Certo, Guadagnino ci mostra la visuale della storia attraverso le lenti di un adolescente che non ha ancora intuito appieno il suo posto nel mondo, ma al contempo ci conduce per mano al fine di comprendere come, per quanto si possa provenire da posti lontani, da culture diverse, da età non bilanciate, ci sarà sempre un punto di incontro in cui due innamorati si scoprono indifesi di fronte all'esplosione caleidoscopica dei sentimenti che li legano.

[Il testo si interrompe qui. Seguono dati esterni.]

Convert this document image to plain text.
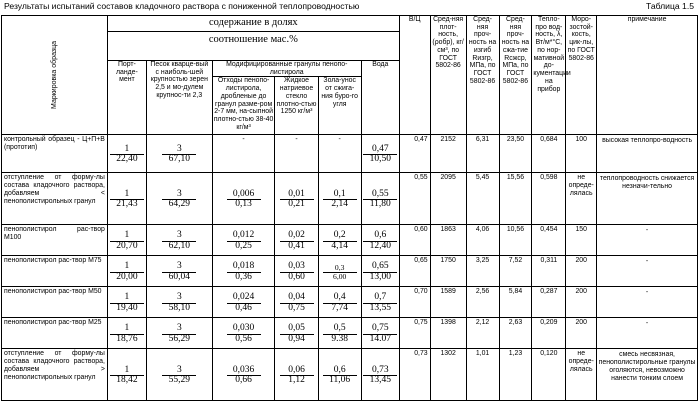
Результаты испытаний составов кладочного раствора с пониженной теплопроводностью	Таблица 1.5
Маркировка образца	содержание в долях
соотношение мас.%						В/Ц	Сред-няя плот-ность, (ρобр), кг/см³, по ГОСТ 5802-86	Сред-няя проч-ность на изгиб Rизгр, МПа, по ГОСТ 5802-86	Сред-няя проч-ность на сжа-тие Rсжср, МПа, по ГОСТ 5802-86	Тепло-про вод-ность, λ, Вт/м*°С, по нор-мативной до-кументации на прибор	Моро-зостой-кость, цик-лы, по ГОСТ 5802-86	примечание
	Порт-ланде-мент	Песок кварце-вый с наиболь-шей крупностью зерен 2,5 и мо-дулем крупнос-ти 2,3	Модифицированные гранулы пенопо-листирола			Вода							
			Отходы пенопо-листирола, дробленые до гранул разме-ром 2-7 мм, на-сыпной плотно-стью 38-40 кг/м³	Жидкое натриевое стекло плотно-стью 1250 кг/м³	Зола-унос от сжига-ния буро-го угля								
контрольный образец - Ц+П+В (прототип)	$\frac{1}{22,40}$	$\frac{3}{67,10}$	-	-	-	$\frac{0,47}{10,50}$	0,47	2152	6,31	23,50	0,684	100	высокая теплопро-водность
отступление от форму-лы состава кладочного раствора, добавляем < пенополистирольных гранул	$\frac{1}{21,43}$	$\frac{3}{64,29}$	$\frac{0,006}{0,13}$	$\frac{0,01}{0,21}$	$\frac{0,1}{2,14}$	$\frac{0,55}{11,80}$	0,55	2095	5,45	15,56	0,598	не опреде-лялась	теплопроводность снижается незначи-тельно
пенополистирол рас-твор М100	$\frac{1}{20,70}$	$\frac{3}{62,10}$	$\frac{0,012}{0,25}$	$\frac{0,02}{0,41}$	$\frac{0,2}{4,14}$	$\frac{0,6}{12,40}$	0,60	1863	4,06	10,56	0,454	150	-
пенополистирол рас-твор М75	$\frac{1}{20,00}$	$\frac{3}{60,04}$	$\frac{0,018}{0,36}$	$\frac{0,03}{0,60}$	$\frac{0,3}{6,00}$	$\frac{0,65}{13,00}$	0,65	1750	3,25	7,52	0,311	200	-
пенополистирол рас-твор М50	$\frac{1}{19,40}$	$\frac{3}{58,10}$	$\frac{0,024}{0,46}$	$\frac{0,04}{0,75}$	$\frac{0,4}{7,74}$	$\frac{0,7}{13,55}$	0,70	1589	2,56	5,84	0,287	200	-
пенополистирол рас-твор М25	$\frac{1}{18,76}$	$\frac{3}{56,29}$	$\frac{0,030}{0,56}$	$\frac{0,05}{0,94}$	$\frac{0,5}{9.38}$	$\frac{0,75}{14.07}$	0,75	1398	2,12	2,63	0,209	200	-
отступление от форму-лы состава кладочного раствора, добавляем > пенополистирольных гранул	$\frac{1}{18,42}$	$\frac{3}{55,29}$	$\frac{0,036}{0,66}$	$\frac{0,06}{1,12}$	$\frac{0,6}{11,06}$	$\frac{0,73}{13,45}$	0,73	1302	1,01	1,23	0,120	не опреде-лялась	смесь несвязная, пенополистирольные гранулы оголяются, невозможно нанести тонким слоем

Oliver ritorna adolescente, cerca spesso e volentieri il contatto fisico nel gioco, mentre Elio pondera attentamente la scelta di rivelare il suo interesse per evitare che questo lo faccia soffrire (non è forse ciò che fanno gli adulti razionali quando, crescendo, chiudono in una gabbia la loro sfera affettiva troppo a lungo maltrattata da precedenti esperienze?). E allora poco importa se sia amore eterosessuale o meno, ciò che realmente conta per Luca Guadagnino è l'essenza stessa dell'amore vissuto, spremuto fino al suo nocciolo, addentato con avidità come avidamente vengono morse le albicocche nel corso del lungometraggio.
Più che il cinema, il vero specchio della realtà in Chiamami col tuo nome è il ruolo metaforico rappresentato dal raccolto della terra. L'amore, così come la sofferenza, viene vissuto fino in fondo, fino all'osso, perché solamente così, spogli del senso di avversione, dei discorsi razionali e delle etichette sociali, Elio e Oliver sono in grado di guardare al vissuto dell'estate del 1983 senza dolore. Perché, come riportava lo studente americano, "alcune cose restano uguali solo attraverso il cambiamento" e di certo l'esperienza d'amore estiva vissuta dai due non sarà mai assoggettata alla caducità del tempo che è in continuo movimento.